Tutto era nato da un caso che vedeva protagonista l’Amministrazione finanziaria, che aveva inviato un accertamento unificato, e quindi comprendente di Irpeg, Irap e Iva, ad una catena di supermercati, in seguito ad un’ispezione della Guardia di Finanza che aveva rilevato la mancata annotazione di trenta fatture prodotte in seguito a rimborsi di altrettanti buoni pasto utilizzati dai clienti.
La società aveva proposto ricorso, respinto in primo grado e accolto in appello, con la motivazione che gli scontrini riportavano le somme corrispondenti ai buoni pasto, con la dicitura “pagamenti vari”: pur senza fatture registrate, il contribuente non aveva evaso l’imposta né altri tributi sugli incassi corrispondenti al controvalore dei buoni, fatta eccezione per l’irregolarità formale dell’indicazione del numero di fatture emesse a fronte del rimborso ricevuto dalle imprese emittenti dei buoni.
La Cassazione, quindi, ha stabilito come legittimo il recupero d’imposta in caso di scontrini fiscali discordanti dalle annotazioni sugli acquisti con buoni pasto: nei registri dei commercianti al dettaglio deve figurare espressamente il valore all’incasso dei corrispettivi tramite l’accettazione di ticket di spesa usati per l’acquisto di merci.

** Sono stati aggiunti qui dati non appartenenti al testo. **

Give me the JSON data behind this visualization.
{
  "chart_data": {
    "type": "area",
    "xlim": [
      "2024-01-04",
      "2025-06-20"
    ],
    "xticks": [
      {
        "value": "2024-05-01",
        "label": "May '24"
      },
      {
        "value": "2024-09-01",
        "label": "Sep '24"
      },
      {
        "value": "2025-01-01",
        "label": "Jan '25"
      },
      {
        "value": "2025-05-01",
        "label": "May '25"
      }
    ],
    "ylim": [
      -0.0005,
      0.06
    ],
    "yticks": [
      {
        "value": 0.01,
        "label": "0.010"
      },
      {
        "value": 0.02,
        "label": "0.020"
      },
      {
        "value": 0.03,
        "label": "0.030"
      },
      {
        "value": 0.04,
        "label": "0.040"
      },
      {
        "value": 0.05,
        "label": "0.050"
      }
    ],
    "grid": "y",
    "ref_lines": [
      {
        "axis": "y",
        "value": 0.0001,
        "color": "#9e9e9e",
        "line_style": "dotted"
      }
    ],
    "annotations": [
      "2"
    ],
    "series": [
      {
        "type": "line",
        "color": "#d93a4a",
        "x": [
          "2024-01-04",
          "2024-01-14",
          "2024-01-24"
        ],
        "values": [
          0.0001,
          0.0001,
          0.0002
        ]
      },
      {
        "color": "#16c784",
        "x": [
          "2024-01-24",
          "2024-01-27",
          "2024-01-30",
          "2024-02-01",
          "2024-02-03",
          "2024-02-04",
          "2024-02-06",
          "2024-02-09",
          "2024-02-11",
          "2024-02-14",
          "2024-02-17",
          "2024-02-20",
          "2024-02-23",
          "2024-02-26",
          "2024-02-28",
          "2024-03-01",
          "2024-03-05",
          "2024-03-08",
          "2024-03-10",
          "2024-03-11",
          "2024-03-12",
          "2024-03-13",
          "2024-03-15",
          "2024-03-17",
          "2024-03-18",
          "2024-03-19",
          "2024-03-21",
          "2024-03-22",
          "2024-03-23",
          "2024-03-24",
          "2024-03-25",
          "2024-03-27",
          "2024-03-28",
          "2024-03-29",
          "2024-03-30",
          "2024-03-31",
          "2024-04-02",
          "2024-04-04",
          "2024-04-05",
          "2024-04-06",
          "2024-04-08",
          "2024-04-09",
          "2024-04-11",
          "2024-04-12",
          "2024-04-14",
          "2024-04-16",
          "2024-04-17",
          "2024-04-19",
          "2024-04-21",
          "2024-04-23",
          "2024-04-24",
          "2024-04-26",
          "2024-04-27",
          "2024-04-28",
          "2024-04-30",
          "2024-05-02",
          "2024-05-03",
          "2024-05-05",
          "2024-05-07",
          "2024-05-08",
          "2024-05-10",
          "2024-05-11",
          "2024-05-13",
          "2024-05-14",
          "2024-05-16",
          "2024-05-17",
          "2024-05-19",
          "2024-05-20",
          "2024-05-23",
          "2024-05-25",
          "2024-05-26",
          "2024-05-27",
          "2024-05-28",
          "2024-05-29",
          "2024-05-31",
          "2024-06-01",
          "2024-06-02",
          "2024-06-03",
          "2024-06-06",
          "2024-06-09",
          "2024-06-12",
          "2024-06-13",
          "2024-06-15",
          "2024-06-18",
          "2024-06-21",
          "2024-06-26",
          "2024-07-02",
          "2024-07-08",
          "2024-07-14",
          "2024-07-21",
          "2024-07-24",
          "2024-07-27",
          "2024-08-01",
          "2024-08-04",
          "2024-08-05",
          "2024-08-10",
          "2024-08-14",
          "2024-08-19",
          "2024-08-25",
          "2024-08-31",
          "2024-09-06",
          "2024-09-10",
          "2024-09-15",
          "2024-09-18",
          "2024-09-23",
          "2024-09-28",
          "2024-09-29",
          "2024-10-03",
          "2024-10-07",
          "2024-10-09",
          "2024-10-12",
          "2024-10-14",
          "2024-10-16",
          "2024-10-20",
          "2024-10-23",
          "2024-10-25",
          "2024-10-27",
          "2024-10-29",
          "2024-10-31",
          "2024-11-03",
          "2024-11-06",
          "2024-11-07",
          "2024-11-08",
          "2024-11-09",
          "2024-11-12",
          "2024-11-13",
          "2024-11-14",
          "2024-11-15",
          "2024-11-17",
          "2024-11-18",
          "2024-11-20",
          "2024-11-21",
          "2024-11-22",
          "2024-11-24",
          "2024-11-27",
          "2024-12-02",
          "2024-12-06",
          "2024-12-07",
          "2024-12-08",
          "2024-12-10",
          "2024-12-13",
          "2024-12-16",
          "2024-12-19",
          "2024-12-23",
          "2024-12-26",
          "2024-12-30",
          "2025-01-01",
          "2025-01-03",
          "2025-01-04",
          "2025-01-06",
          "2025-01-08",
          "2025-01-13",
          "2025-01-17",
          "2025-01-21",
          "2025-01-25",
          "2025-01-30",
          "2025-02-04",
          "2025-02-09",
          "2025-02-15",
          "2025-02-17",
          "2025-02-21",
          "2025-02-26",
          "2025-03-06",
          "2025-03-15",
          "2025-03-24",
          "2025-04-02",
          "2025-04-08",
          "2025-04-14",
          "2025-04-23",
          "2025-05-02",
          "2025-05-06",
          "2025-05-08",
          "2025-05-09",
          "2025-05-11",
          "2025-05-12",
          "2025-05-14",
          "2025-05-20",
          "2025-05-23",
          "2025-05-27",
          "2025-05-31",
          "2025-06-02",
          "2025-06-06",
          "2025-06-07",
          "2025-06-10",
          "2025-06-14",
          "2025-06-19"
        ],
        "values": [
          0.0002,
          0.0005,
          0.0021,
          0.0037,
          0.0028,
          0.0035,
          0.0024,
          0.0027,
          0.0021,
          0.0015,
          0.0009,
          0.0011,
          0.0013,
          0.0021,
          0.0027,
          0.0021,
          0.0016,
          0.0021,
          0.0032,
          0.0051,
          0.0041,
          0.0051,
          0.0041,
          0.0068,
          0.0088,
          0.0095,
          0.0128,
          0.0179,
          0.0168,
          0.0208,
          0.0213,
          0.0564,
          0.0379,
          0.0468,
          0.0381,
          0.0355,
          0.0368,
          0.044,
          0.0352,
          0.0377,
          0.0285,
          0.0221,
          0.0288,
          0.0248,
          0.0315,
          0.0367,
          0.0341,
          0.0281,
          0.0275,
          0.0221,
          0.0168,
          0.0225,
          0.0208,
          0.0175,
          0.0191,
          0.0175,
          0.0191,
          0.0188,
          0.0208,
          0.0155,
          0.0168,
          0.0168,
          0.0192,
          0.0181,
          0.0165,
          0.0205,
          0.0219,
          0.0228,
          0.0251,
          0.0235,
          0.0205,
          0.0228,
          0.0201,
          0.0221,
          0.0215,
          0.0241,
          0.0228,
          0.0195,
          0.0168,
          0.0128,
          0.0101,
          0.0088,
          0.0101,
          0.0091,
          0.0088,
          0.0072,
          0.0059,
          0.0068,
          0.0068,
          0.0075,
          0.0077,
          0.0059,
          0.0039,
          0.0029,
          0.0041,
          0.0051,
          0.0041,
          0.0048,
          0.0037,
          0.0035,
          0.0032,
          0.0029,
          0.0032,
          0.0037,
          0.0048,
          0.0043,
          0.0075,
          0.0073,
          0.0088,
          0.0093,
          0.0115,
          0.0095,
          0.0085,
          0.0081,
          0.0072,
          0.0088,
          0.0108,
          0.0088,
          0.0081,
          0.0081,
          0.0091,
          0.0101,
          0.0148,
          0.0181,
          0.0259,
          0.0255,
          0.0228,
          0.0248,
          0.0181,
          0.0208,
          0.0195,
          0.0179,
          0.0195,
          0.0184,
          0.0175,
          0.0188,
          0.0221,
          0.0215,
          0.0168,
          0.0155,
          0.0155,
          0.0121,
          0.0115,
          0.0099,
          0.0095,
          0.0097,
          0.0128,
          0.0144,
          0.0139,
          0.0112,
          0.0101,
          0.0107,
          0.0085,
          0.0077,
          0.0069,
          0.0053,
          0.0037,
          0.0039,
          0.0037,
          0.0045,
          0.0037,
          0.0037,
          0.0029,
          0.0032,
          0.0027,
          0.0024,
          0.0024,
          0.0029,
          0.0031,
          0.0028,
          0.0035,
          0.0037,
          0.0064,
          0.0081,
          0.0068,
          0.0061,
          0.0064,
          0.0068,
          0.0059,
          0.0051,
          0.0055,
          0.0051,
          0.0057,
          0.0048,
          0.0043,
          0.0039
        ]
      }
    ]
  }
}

A questo punto, l’Amministrazione si è rivolta al giudice di legittimità perché nel registro delle fatture emesse e dei corrispettivi non era annotato il controvalore dei buoni pasto.
La Cassazione ha accolto le motivazioni del Fisco poiché, non riportando l’esatto valore in denaro dei buoni, si configura l’esistenza di incassi non documentati e non contabilizzati.
La prova certa deriva dall’esame dei registri dei supermercati, mentre la Commissione del secondo grado si era basata semplicemente su indizi che facevano solo pensare all’esistenza di una corrispondenza specifica sugli scontrini fiscali di chiusura giornaliera di cassa.